As was expected, the Reverend Al Sharpton confirmed that he will join MSNBC starting in less than a week. Sharpton will be hosting "PoliticsNation," which airs weeknights at 6 p.m.; he will be replacing Cenk Uygur, who left the network in July. And Sharpton is already spouting team-speak about the show: "I am very happy and honored to join the MSNBC team as we collectively try to get America to 'Lean Forward."

He further espoused upon leanings in his statement: "It is a natural extension of my life work and growth. We all learn from our pain and stand up from our stumbling and one must either learn to lean forward or fall backwards. I'm glad they have given me the opportunity to continue my forward lean." MSNBC President Phil Griffin called Sharpton "one of our most thoughtful and entertaining guests," and said he was "thrilled" to be able to make the union happen.

Dr. Boyce Watkins, a frequent Sharpton guest on his radio show, was more tempered in his enthusiasm at the long-awaited announcement: "One has to be concerned when black media outlets and public figures are too closely aligned with the interests that have long been a part of the oppression of African Americans. At the same time, having some access to those who control these entities may be good for the community." Wayne Barrett also raised questions about his relationship with Comcast (who owns NBC, MSNBC), who previously donated to Sharpton's organization, National Action Network.

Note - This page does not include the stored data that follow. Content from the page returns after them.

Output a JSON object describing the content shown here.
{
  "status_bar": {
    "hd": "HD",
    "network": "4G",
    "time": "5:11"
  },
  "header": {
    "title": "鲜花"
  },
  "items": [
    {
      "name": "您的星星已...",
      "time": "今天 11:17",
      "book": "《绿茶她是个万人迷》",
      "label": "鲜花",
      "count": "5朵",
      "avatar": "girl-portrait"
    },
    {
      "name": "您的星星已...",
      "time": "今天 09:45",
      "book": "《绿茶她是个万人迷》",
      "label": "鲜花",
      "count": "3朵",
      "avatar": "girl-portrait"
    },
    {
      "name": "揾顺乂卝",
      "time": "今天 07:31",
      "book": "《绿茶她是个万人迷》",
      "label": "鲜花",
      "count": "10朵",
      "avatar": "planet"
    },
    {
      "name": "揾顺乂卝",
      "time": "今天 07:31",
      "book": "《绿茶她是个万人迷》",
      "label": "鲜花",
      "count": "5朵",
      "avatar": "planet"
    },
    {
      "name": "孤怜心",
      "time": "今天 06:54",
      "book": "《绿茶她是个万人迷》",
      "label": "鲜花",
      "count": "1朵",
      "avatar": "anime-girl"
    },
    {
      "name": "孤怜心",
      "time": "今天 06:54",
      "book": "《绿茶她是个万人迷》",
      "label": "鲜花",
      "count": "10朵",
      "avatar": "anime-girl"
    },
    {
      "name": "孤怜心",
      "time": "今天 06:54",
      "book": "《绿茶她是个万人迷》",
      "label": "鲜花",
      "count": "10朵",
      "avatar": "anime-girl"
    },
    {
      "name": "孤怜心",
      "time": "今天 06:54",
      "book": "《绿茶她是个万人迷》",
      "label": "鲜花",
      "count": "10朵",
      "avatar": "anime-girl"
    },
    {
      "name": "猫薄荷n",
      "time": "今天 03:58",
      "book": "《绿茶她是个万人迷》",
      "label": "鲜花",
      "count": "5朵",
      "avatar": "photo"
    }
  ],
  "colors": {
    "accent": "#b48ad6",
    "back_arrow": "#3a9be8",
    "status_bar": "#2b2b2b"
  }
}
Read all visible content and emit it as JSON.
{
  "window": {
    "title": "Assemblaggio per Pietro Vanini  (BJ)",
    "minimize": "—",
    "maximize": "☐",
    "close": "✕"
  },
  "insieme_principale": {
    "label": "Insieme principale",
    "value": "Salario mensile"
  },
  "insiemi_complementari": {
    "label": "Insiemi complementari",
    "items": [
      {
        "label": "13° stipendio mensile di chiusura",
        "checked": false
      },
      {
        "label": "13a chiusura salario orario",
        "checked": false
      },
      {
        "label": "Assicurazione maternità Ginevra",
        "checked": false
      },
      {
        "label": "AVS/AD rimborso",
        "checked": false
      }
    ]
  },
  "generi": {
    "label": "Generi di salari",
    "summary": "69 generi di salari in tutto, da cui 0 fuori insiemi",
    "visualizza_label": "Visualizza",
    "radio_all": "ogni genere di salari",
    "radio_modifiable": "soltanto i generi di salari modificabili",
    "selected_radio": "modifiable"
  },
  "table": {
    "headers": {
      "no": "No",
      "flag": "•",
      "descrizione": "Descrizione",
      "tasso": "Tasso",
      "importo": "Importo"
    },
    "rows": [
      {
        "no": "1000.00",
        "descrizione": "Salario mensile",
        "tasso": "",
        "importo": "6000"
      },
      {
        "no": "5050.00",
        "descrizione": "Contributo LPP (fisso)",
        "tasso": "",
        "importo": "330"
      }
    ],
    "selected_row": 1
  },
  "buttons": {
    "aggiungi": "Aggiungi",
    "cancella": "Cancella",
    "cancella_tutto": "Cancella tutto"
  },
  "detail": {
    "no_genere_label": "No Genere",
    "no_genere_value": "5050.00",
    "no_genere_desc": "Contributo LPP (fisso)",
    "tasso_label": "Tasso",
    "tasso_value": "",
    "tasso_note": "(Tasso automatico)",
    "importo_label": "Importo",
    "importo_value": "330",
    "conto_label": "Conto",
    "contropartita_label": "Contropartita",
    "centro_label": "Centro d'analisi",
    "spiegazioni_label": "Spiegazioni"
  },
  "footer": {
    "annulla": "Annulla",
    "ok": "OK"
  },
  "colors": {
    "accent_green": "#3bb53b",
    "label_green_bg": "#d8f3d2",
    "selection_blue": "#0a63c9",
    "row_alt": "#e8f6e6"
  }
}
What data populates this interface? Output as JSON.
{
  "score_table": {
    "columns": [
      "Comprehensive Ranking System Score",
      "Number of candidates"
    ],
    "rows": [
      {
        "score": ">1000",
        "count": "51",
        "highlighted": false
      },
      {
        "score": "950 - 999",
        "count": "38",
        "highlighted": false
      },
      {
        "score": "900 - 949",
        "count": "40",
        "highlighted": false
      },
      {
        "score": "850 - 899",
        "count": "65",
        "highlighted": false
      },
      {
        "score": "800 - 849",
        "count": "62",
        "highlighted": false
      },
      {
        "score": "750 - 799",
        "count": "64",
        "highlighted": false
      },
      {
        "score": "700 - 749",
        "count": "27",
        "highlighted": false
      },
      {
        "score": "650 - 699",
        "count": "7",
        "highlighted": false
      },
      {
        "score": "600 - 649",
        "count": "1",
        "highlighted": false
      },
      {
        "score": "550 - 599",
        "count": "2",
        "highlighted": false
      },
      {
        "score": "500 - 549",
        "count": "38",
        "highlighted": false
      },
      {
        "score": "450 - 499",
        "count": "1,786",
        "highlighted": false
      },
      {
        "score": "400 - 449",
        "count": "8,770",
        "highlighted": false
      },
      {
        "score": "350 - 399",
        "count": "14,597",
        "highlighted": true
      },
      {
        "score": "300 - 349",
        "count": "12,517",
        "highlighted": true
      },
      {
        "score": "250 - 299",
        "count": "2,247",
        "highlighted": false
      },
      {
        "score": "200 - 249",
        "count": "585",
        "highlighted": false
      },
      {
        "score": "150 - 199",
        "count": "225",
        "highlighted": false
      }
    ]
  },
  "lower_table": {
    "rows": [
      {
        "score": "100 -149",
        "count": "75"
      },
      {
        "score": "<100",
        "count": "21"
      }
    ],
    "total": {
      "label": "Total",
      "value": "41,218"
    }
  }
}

In an interview with TheWrap, Sharpton gave some more insights into what kind of shoe he hopes to have, while jabbing at the Tea Party:

It's a natural fit for what I'm doing. I clearly understand that in the 21st century of policy America, you've got to deal with talk TV and talk radio. The Tea Party didn't come out of anywhere. If it weren't for Fox TV and Fox radio, the right wing would not have had traction. I knew the battleground would not just be on the streets but the studio as well. It worked for where I felt the movement had to go in the 21st century.

He talked about some of his current talk show idols, including Rachel Maddow and Lawrence O'Donnell, as well as his guiltiest pleasure (and source of inspiration): "I watch "Morning Joe" every morning. Don't tell him, 'cause I don't agree with his politics. He gets me so angry that I don't even calm down for 18 hours."